Um sein Versagen in den aktuellen Verhandlungen mit China zu retuschieren, erklärt Trump die USA einfach als “Gewinner” des (nicht vorhandenen) Deals. Gleichzeitig wift er China vor, die Handlungsdefizite auszugleichen und gibt seiner eigenen Zentralbank, der Federal Reserve, die Schuld.

“China wird Geld in sein System pumpen und wahrscheinlich die Zinssätze senken, wie immer, um das Geschäft auszugleichen, das sie verlieren. Wenn die Federal Reserve jemals einen ‘Ausgleich’ machen würde, wäre es Game Over, wir gewinnen! Auf jeden Fall will China einen Deal!”, erklärt Trump auf Twitter.

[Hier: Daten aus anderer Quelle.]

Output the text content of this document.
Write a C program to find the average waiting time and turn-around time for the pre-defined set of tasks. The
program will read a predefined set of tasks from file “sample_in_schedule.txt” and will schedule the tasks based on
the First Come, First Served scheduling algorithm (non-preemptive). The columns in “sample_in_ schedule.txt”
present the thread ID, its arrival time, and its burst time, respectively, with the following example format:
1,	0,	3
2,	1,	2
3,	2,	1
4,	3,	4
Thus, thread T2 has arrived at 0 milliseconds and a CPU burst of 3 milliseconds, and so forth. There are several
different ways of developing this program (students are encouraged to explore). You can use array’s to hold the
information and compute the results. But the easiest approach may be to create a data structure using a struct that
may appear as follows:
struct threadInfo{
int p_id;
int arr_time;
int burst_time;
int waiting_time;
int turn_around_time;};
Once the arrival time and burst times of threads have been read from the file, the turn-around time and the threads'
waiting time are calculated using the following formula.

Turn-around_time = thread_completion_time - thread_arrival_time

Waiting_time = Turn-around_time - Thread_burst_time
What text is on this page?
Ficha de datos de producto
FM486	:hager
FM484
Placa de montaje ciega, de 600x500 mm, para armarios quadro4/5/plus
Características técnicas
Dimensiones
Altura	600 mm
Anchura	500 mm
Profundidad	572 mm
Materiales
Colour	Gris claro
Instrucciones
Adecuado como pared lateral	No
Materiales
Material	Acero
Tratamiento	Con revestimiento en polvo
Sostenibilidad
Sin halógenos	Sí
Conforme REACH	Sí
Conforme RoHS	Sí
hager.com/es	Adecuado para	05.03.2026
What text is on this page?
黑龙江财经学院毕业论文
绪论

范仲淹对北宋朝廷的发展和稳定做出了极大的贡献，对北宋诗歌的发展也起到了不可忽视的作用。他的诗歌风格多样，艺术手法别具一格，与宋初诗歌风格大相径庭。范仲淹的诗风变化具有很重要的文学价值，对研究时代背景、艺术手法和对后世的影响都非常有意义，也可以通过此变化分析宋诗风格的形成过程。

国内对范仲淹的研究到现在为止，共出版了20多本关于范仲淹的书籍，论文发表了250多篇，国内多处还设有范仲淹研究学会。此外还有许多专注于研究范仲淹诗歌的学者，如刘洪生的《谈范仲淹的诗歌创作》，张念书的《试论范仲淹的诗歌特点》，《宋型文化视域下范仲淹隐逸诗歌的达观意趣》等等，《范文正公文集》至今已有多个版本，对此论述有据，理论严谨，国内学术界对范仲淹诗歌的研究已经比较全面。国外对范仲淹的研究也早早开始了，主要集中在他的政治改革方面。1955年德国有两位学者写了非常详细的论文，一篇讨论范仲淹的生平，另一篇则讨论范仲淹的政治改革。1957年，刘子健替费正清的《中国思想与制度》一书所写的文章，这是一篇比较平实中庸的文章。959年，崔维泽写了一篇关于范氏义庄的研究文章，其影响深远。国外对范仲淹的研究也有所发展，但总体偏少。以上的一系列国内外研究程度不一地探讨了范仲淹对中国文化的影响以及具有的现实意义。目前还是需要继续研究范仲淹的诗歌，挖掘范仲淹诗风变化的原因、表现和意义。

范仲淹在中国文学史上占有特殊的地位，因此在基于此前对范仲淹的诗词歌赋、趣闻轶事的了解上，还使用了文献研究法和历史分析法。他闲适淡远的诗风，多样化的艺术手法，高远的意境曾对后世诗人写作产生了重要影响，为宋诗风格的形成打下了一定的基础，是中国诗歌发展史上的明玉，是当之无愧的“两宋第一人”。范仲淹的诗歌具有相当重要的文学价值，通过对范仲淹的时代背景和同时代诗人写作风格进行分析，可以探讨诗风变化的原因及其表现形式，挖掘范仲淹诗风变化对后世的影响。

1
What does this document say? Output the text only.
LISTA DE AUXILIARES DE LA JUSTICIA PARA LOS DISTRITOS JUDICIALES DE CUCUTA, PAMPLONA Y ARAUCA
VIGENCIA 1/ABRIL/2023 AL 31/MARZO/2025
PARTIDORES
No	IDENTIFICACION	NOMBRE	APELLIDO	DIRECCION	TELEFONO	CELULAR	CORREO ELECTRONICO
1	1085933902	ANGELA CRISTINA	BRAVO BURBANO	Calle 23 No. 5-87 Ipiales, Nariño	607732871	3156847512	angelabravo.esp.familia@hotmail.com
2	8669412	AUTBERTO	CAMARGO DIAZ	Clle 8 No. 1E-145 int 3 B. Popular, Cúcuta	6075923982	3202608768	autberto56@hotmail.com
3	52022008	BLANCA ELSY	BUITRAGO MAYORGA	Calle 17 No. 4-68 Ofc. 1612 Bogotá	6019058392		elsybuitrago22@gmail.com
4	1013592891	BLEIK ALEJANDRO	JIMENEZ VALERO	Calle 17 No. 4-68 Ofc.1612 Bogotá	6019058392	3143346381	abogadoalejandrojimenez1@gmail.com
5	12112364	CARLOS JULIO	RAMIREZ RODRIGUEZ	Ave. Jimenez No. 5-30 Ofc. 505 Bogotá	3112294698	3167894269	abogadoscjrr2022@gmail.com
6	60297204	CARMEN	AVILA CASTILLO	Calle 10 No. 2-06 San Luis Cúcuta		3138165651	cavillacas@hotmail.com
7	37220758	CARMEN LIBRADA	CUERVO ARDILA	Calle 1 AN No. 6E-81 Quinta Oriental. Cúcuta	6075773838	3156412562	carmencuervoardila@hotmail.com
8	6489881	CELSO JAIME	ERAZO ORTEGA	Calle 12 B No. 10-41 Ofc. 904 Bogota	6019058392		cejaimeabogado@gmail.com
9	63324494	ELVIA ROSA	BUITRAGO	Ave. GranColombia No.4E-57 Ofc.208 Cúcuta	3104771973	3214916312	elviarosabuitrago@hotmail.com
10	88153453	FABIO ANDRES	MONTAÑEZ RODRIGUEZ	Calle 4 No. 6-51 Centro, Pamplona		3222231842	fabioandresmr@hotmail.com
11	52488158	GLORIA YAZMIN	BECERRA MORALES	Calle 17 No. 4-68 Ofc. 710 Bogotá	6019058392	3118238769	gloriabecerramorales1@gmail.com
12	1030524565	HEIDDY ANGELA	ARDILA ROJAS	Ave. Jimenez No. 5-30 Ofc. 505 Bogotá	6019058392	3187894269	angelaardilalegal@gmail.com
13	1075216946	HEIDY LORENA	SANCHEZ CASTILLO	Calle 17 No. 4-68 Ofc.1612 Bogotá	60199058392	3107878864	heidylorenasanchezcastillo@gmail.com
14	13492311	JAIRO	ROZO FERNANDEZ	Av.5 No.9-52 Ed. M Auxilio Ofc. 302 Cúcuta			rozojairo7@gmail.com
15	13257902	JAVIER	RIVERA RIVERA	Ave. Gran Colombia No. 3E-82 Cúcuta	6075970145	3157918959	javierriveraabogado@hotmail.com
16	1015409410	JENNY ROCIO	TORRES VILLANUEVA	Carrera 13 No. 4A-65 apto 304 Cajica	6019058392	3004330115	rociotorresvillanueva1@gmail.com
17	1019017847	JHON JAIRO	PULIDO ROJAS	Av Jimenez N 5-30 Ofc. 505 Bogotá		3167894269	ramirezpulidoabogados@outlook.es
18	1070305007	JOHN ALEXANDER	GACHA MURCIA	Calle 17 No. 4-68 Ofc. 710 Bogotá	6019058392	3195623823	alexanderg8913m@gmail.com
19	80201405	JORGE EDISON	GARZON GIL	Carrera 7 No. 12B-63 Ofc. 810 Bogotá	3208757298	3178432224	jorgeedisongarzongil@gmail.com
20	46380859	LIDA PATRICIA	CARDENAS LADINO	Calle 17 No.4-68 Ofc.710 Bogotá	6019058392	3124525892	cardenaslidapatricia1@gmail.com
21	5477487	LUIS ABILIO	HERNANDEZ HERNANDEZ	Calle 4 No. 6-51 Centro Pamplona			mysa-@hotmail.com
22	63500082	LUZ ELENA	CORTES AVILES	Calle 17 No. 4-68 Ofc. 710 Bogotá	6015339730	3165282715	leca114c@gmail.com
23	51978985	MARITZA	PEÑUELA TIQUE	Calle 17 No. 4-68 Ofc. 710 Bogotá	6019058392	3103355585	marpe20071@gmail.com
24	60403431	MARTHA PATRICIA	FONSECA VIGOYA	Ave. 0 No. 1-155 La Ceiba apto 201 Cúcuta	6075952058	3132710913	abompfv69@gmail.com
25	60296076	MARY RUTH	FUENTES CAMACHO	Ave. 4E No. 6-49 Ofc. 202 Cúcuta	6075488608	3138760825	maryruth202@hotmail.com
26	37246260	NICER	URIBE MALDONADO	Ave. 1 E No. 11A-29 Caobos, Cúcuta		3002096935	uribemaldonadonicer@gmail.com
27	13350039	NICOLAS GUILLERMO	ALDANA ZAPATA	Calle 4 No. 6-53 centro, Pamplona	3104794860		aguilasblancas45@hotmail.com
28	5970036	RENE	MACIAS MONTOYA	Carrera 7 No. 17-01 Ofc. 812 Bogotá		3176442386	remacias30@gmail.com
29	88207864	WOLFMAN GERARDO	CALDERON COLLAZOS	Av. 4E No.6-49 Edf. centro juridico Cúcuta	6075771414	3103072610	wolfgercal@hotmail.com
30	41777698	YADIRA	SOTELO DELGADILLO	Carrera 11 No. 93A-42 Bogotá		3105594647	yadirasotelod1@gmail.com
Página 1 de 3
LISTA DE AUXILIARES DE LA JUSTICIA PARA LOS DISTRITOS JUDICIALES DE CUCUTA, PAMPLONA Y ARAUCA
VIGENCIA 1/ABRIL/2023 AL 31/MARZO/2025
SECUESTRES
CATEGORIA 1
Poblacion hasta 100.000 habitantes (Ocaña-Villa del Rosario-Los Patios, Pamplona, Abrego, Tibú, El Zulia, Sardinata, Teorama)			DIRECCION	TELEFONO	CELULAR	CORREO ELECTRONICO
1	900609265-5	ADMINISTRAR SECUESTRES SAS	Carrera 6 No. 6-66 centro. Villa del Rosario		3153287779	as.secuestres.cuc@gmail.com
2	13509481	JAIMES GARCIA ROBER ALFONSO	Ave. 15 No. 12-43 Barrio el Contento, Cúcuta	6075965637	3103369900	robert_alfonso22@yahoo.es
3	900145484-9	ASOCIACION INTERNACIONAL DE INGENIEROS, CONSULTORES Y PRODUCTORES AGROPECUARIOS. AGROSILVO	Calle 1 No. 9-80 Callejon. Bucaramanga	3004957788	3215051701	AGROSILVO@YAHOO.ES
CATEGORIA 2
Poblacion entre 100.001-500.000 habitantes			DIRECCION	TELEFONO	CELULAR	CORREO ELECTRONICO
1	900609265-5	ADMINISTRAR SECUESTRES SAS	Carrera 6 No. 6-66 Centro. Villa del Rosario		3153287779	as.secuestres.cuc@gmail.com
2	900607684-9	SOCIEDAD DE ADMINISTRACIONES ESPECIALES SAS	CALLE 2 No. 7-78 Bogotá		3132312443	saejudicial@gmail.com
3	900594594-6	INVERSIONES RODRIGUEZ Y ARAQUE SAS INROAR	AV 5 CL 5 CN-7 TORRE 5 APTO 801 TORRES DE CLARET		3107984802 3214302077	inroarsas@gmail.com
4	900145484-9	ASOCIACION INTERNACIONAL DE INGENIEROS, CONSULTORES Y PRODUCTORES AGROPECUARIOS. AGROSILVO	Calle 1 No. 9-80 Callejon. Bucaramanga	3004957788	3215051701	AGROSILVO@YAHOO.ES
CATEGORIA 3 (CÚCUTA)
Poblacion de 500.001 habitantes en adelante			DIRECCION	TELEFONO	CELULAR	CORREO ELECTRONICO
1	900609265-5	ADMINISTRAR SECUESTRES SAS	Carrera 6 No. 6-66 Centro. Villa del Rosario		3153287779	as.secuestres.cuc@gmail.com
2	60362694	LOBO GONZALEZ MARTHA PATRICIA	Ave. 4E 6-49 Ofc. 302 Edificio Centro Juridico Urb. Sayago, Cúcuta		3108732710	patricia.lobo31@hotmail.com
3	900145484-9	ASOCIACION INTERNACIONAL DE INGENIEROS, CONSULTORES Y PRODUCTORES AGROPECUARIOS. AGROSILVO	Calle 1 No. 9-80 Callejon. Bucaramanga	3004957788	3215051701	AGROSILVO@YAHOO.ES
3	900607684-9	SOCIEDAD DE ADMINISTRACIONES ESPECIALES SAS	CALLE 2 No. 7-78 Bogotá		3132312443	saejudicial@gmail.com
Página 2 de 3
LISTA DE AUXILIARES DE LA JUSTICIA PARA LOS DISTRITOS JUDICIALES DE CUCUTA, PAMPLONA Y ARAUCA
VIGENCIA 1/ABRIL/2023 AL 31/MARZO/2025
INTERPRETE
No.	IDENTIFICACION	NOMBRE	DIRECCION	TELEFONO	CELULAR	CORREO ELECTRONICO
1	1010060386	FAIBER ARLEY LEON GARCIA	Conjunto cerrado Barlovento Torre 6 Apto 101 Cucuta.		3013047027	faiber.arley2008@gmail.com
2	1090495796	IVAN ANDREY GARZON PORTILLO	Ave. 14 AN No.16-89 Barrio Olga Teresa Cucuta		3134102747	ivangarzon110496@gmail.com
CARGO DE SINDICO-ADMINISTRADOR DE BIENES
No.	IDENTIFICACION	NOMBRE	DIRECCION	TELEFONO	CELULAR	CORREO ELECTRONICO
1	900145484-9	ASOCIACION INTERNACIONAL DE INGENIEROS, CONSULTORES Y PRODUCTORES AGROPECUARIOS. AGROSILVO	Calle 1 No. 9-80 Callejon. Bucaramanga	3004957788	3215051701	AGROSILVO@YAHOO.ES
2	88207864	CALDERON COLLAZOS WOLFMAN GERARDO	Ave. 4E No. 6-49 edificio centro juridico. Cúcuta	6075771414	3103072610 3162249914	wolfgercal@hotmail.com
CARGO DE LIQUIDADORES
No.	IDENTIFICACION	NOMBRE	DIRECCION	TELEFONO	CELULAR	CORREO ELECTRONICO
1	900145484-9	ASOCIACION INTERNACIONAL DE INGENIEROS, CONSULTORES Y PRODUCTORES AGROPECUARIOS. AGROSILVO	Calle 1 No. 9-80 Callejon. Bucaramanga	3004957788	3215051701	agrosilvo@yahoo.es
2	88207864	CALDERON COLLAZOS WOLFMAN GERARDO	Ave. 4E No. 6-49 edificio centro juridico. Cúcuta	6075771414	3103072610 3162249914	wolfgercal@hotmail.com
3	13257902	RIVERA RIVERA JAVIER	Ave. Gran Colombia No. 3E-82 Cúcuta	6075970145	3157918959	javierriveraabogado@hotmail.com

“Unsere großartigen patriotischen Bauern werden zu den größten Profitmachern dessen gehören, was momentan geschieht. Hoffentlich wird China uns die Ehre erweisen, weiterhin unsere großartigen Agrarprodukte zu kaufen, die besten.”, verwirrt Trump auf Twitter. Diese Nachricht ist Widerspruch in sich. Trump erklärt die Farmer seines Landes zu den Gewinnern des Handelsstreits. Gleichzeitig hofft er jedoch, dass China weiterhin Agrarprodukte Amerikas importieren wird. Sollte sich China jedoch, als Folge des Abkommens, nach alternativen Handelspartnern umsehen, so werden aus den gewinnenden Bauern ganz schnell die Verlierer dieser politischen Auseinandersetzung.

Der Präsident ist sich den Folgen eines Handelskrieges also teilweise bewusst. Er fordert daher, dass Unternehmen ihre Produktionen in die USA verlegen um die hohen Zölle zu umgehen.

“China kauft VIEL weniger von uns als wir von ihnen kaufen, um fast 500 Milliarden Dollar, also sind wir in einer fantastischen Position. Machen Sie Ihr Produkt zu Hause in den USA und es gibt keinen Zoll. Sie können auch aus einem nicht zollgebundenen Land anstelle von China kaufen. Viele Unternehmen verlassen China, damit sie für die Käufer in den USA wettbewerbsfähiger werden. Wir haben jetzt eine viel größere Wirtschaft als China und haben uns seit der großen Wahl 2016 erheblich vergrößert. Wir sind das ‘Sparschwein’, das jeder überfallen und ausnutzen will. NICHT MEHR!”, wütete Trump.

Diese Rechnung geht jedoch nicht ganz auf. Gerade weil das Handelsdefizit zwischen den Ländern so groß ist und Amerika viel mehr aus China importiert als exportiert, würden die USA unter hohen chinesischen Zöllen leiden. Die teureren Produkte aus Übersee trägt zu großer Wahrscheinlichkeit der Endverbraucher. Die amerikanische Industrie ist von günstigeren Produkten aus China abhängig. Das Argument der Produktionsverlegung in die USA um Zölle zu umgehen kann daher auch umgekehrt gültig gemacht werden. Im schlimmsten Fall spielt Donald Trump seine Industrie in die Hände der Asiaten.